Même si nous sommes le 3e partenaire commercial de l’UE dans le monde?
La Suisse a un grand besoin du marché européen, qui représente les deux tiers de son commerce extérieur, tandis que l’UE n’a pas un besoin vital du marché suisse. Il faut être conscient de cette réalité économique.

Imaginons qu’il n’y ait pas d’accord institutionnel et que des mesures de rétorsion de part et d’autre s’engagent. Les échanges commerciaux vont un peu baisser, mais la Suisse ne va pas s’effondrer.
Je ne pense pas que l’on soit à la veille d’un cataclysme. La Terre va continuer de tourner. La Suisse est un pays sain, solide et prospère. Les effets négatifs se traduiraient par une érosion progressive, peu visible dans un premier temps. Les investissements en Suisse deviendraient moins attractifs, les obstacles au commerce vers l’UE seraient plus nombreux. Cela conduirait à une délocalisation progressive d’activités. Donc des pertes de places de travail, de know-how et de rentrées fiscales. Moi, j’aime mon pays et j’aimerais le voir au contraire se développer, se fortifier.
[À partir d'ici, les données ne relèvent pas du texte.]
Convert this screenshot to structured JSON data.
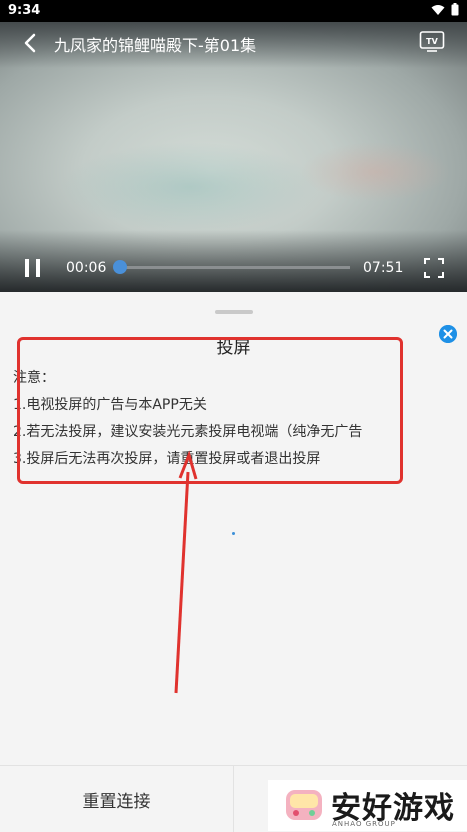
{
  "status_bar": {
    "time": "9:34"
  },
  "player": {
    "title": "九凤家的锦鲤喵殿下-第01集",
    "current_time": "00:06",
    "total_time": "07:51",
    "progress_fraction": 0.013
  },
  "sheet": {
    "title": "投屏",
    "notice_heading": "注意：",
    "notice_lines": [
      "1.电视投屏的广告与本APP无关",
      "2.若无法投屏，建议安装光元素投屏电视端（纯净无广告",
      "3.投屏后无法再次投屏，请重置投屏或者退出投屏"
    ]
  },
  "footer": {
    "reconnect_label": "重置连接"
  },
  "watermark": {
    "text": "安好游戏",
    "subtext": "ANHAO GROUP"
  },
  "colors": {
    "accent": "#1e90e6",
    "annotation": "#e0322e"
  }
}
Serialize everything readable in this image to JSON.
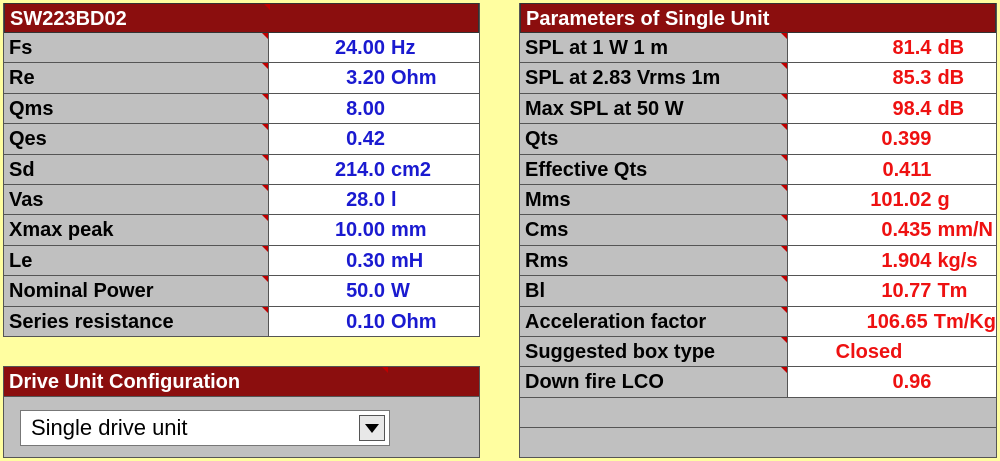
{
  "left": {
    "title": "SW223BD02",
    "rows": [
      {
        "label": "Fs",
        "value": "24.00",
        "unit": "Hz"
      },
      {
        "label": "Re",
        "value": "3.20",
        "unit": "Ohm"
      },
      {
        "label": "Qms",
        "value": "8.00",
        "unit": ""
      },
      {
        "label": "Qes",
        "value": "0.42",
        "unit": ""
      },
      {
        "label": "Sd",
        "value": "214.0",
        "unit": "cm2"
      },
      {
        "label": "Vas",
        "value": "28.0",
        "unit": "l"
      },
      {
        "label": "Xmax peak",
        "value": "10.00",
        "unit": "mm"
      },
      {
        "label": "Le",
        "value": "0.30",
        "unit": "mH"
      },
      {
        "label": "Nominal Power",
        "value": "50.0",
        "unit": "W"
      },
      {
        "label": "Series resistance",
        "value": "0.10",
        "unit": "Ohm"
      }
    ]
  },
  "config": {
    "title": "Drive Unit Configuration",
    "selected": "Single drive unit"
  },
  "right": {
    "title": "Parameters of Single Unit",
    "rows": [
      {
        "label": "SPL at 1 W 1 m",
        "value": "81.4",
        "unit": "dB"
      },
      {
        "label": "SPL at 2.83 Vrms 1m",
        "value": "85.3",
        "unit": "dB"
      },
      {
        "label": "Max SPL at 50 W",
        "value": "98.4",
        "unit": "dB"
      },
      {
        "label": "Qts",
        "value": "0.399",
        "unit": ""
      },
      {
        "label": "Effective Qts",
        "value": "0.411",
        "unit": ""
      },
      {
        "label": "Mms",
        "value": "101.02",
        "unit": "g"
      },
      {
        "label": "Cms",
        "value": "0.435",
        "unit": "mm/N"
      },
      {
        "label": "Rms",
        "value": "1.904",
        "unit": "kg/s"
      },
      {
        "label": "Bl",
        "value": "10.77",
        "unit": "Tm"
      },
      {
        "label": "Acceleration factor",
        "value": "106.65",
        "unit": "Tm/Kg"
      },
      {
        "label": "Suggested box type",
        "value": "Closed",
        "unit": ""
      },
      {
        "label": "Down fire LCO",
        "value": "0.96",
        "unit": ""
      }
    ]
  },
  "colors": {
    "background": "#fffea0",
    "header": "#8b0e0e",
    "input_value": "#1a1ad0",
    "computed_value": "#ee1111",
    "label_cell": "#c0c0c0"
  }
}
La Suisse va sans doute riposter à l’UE en n’accordant pas l’aide de 1,3 milliard aux pays de l’Est. Faut-il se préparer à une guerre larvée Suisse-UE pendant deux ans?
Le risque existe. Ce qui pourrait être grave, c’est ce qui pourrait s’ensuivre. Notamment pour la collaboration aux programmes européens de recherche. Les discussions devraient démarrer cet automne. Dans un climat de confrontation, la Suisse risquerait de ne plus pouvoir participer aux programmes européens. Ce serait un souci majeur pour les écoles polytechniques fédérales, les universités, les centres de recherche et les entreprises. En sortant du réseau européen, on se marginalise. Sans parler de l’effet domino.

L’effet domino?
Si les tensions s’accroissent entre la Suisse et l’UE, il y a un risque que l’initiative UDC sur l’abolition de l’accord sur la libre circulation des personnes soit acceptée en 2020. Cela signifierait, à cause de la clause guillotine, que les autres accords bilatéraux tomberaient. Ce serait très grave. Il ne faut pas jouer avec le feu!
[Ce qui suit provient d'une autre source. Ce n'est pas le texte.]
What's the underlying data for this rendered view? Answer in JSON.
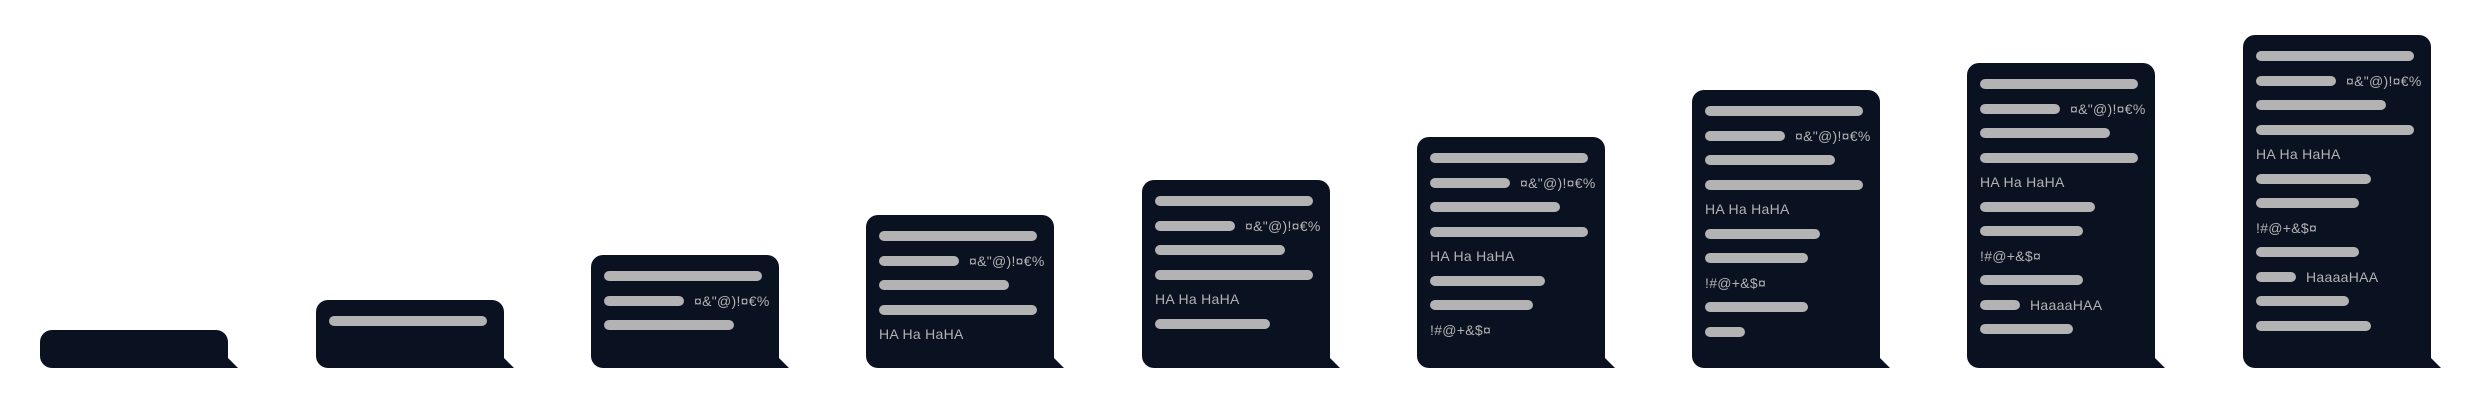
{
  "bubble_color": "#0a1120",
  "line_color": "#b3b3b3",
  "texts": {
    "symbols": "¤&\"@)!¤€%",
    "haha": "HA Ha HaHA",
    "special": "!#@+&$¤",
    "haaaa": "HaaaaHAA"
  }
}
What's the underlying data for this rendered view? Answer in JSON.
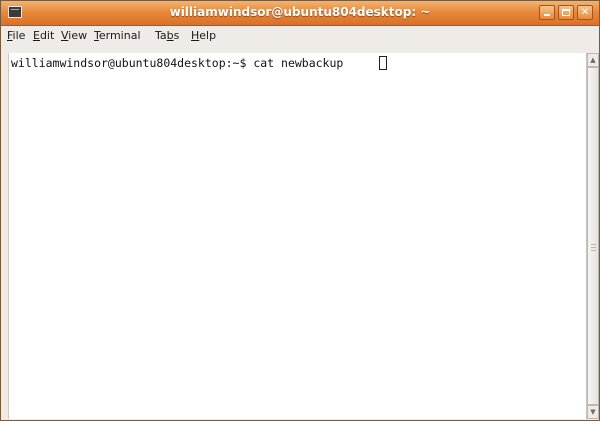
{
  "window": {
    "title": "williamwindsor@ubuntu804desktop: ~",
    "accent_color": "#e8893a"
  },
  "menu": {
    "items": [
      {
        "mnemonic": "F",
        "rest": "ile"
      },
      {
        "mnemonic": "E",
        "rest": "dit"
      },
      {
        "mnemonic": "V",
        "rest": "iew"
      },
      {
        "mnemonic": "T",
        "rest": "erminal"
      },
      {
        "pre": "Ta",
        "mnemonic": "b",
        "rest": "s"
      },
      {
        "mnemonic": "H",
        "rest": "elp"
      }
    ]
  },
  "terminal": {
    "line": "williamwindsor@ubuntu804desktop:~$ cat newbackup"
  },
  "icons": {
    "app": "terminal-icon",
    "minimize": "minimize-icon",
    "maximize": "maximize-icon",
    "close": "close-icon",
    "scroll_up": "scroll-up-arrow-icon",
    "scroll_down": "scroll-down-arrow-icon"
  }
}
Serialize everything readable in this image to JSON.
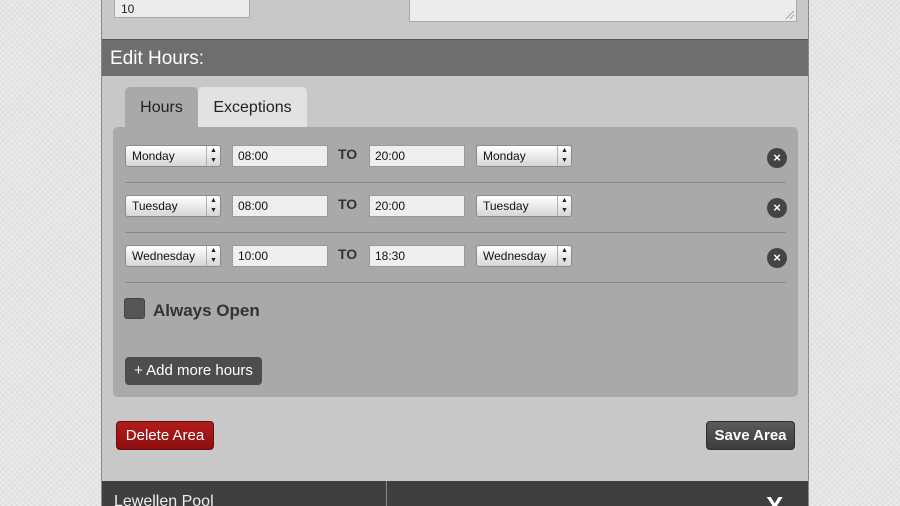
{
  "top": {
    "input_value": "10"
  },
  "section": {
    "title": "Edit Hours:"
  },
  "tabs": [
    {
      "label": "Hours",
      "active": true
    },
    {
      "label": "Exceptions",
      "active": false
    }
  ],
  "rows": [
    {
      "from_day": "Monday",
      "from_time": "08:00",
      "to_label": "TO",
      "to_time": "20:00",
      "to_day": "Monday",
      "remove": "×"
    },
    {
      "from_day": "Tuesday",
      "from_time": "08:00",
      "to_label": "TO",
      "to_time": "20:00",
      "to_day": "Tuesday",
      "remove": "×"
    },
    {
      "from_day": "Wednesday",
      "from_time": "10:00",
      "to_label": "TO",
      "to_time": "18:30",
      "to_day": "Wednesday",
      "remove": "×"
    }
  ],
  "always_open": {
    "label": "Always Open",
    "checked": false
  },
  "buttons": {
    "add_more": "+ Add more hours",
    "delete": "Delete Area",
    "save": "Save Area"
  },
  "footer": {
    "title": "Lewellen Pool",
    "close": "X"
  },
  "colors": {
    "delete": "#a51616",
    "header": "#6e6e6e",
    "panel": "#c8c8c8"
  }
}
Vous avez un euroscepticisme qui progresse en Suisse. Comment allez-vous convaincre les gens de s’arrimer encore plus à l’UE?
Pour investir ici, les entreprises ont besoin de sécurité juridique et d’un accès au marché. Par exemple, l’année prochaine, une nouvelle réglementation européenne sur les produits médicaux entrera en vigueur. Il s’agit d’un secteur économique où la Suisse est fer de lance. Pour exporter notre production, notre intérêt est de pouvoir adapter l’accord qui abolit les obstacles techniques au commerce. Sans progrès sur l’accord institutionnel, l’UE pourrait ne pas entrer en matière. Grâce à la reprise dynamique du droit européen, l’accord institutionnel nous permettrait d’éviter ce genre de situation.

Il y a des tas de pays qui ont des accords commerciaux sans reprendre le droit d’une des parties.
Oui. Mais ils n’ont pas le même accès au marché intérieur de l’UE que celui dont nous profitons.
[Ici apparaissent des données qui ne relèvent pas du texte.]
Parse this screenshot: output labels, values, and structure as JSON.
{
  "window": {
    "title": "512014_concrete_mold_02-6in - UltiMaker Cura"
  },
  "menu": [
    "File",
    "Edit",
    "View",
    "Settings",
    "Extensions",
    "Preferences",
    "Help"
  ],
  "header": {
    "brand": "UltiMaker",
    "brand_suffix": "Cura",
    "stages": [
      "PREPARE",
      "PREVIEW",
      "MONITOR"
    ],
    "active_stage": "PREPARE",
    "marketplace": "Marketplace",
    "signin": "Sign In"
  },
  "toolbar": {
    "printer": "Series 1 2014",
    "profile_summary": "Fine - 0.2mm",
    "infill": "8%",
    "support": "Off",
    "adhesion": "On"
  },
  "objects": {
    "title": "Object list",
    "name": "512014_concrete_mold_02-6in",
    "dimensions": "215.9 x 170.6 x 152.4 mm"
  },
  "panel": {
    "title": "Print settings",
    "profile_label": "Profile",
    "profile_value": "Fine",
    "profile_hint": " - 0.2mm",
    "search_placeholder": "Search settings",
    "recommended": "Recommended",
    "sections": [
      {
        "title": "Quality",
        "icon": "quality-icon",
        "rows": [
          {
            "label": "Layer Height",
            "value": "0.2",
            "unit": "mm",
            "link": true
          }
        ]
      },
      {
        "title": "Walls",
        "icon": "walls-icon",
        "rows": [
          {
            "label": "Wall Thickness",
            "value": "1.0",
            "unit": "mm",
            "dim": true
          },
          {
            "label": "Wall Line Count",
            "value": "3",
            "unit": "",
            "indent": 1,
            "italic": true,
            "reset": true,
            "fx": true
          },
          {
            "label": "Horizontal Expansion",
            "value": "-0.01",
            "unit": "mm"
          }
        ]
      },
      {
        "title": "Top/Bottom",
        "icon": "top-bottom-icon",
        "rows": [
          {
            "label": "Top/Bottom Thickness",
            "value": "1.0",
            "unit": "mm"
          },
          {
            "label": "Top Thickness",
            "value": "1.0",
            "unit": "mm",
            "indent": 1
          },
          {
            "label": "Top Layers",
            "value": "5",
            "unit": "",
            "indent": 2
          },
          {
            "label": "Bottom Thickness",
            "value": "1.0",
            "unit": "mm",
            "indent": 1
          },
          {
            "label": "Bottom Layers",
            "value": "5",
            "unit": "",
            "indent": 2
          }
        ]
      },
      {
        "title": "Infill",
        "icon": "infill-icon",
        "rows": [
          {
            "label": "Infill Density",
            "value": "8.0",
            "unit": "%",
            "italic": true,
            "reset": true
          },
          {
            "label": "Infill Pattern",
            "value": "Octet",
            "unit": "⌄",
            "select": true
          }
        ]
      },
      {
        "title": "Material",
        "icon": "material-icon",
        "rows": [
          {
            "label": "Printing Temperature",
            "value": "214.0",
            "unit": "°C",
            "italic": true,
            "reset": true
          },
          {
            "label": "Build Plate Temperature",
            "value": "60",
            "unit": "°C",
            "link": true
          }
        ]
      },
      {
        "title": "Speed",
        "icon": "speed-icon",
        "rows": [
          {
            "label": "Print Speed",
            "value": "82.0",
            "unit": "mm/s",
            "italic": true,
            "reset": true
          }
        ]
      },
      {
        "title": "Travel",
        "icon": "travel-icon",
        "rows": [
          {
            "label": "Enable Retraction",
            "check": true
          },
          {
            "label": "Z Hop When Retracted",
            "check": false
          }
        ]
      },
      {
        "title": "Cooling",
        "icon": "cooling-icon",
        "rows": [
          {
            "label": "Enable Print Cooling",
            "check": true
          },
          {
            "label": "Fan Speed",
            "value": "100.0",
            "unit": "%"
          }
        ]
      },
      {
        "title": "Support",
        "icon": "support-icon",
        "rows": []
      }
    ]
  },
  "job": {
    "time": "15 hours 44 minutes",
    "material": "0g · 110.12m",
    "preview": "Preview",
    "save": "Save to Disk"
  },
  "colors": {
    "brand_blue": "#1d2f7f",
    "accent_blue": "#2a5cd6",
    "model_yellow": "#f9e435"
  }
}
Pourquoi le Conseil fédéral tourne-t-il autour du pot et souhaite des éclaircissements au lieu de renégociations avec l’UE?

L’expérience montre que lorsque les 28 pays de l’UE se sont mis d’accord sur un texte, il leur est très difficile de bouger, comme en témoigne le cas du Brexit. Il n’y a pas d’espace pour renégocier les textes. En revanche, il y a des possibilités pour obtenir des clarifications précisant l’interprétation des textes, ce qui permet de réduire certains risques.

En fait, vous les diplomates, vous ne dites jamais non.
On cherche la meilleure solution possible. Un pays de 8 millions d’habitants ne peut guère taper du poing sur la table face à une entité de 500 millions d’habitants. Il faut agir plus subtilement. Une solution pourrait être ici l’adoption de mesures d’accompagnement complémentaires autonomes, telles que celles proposées par exemple par le think tank Foraus. Cela impliquerait des négociations entre les partenaires sociaux suisses.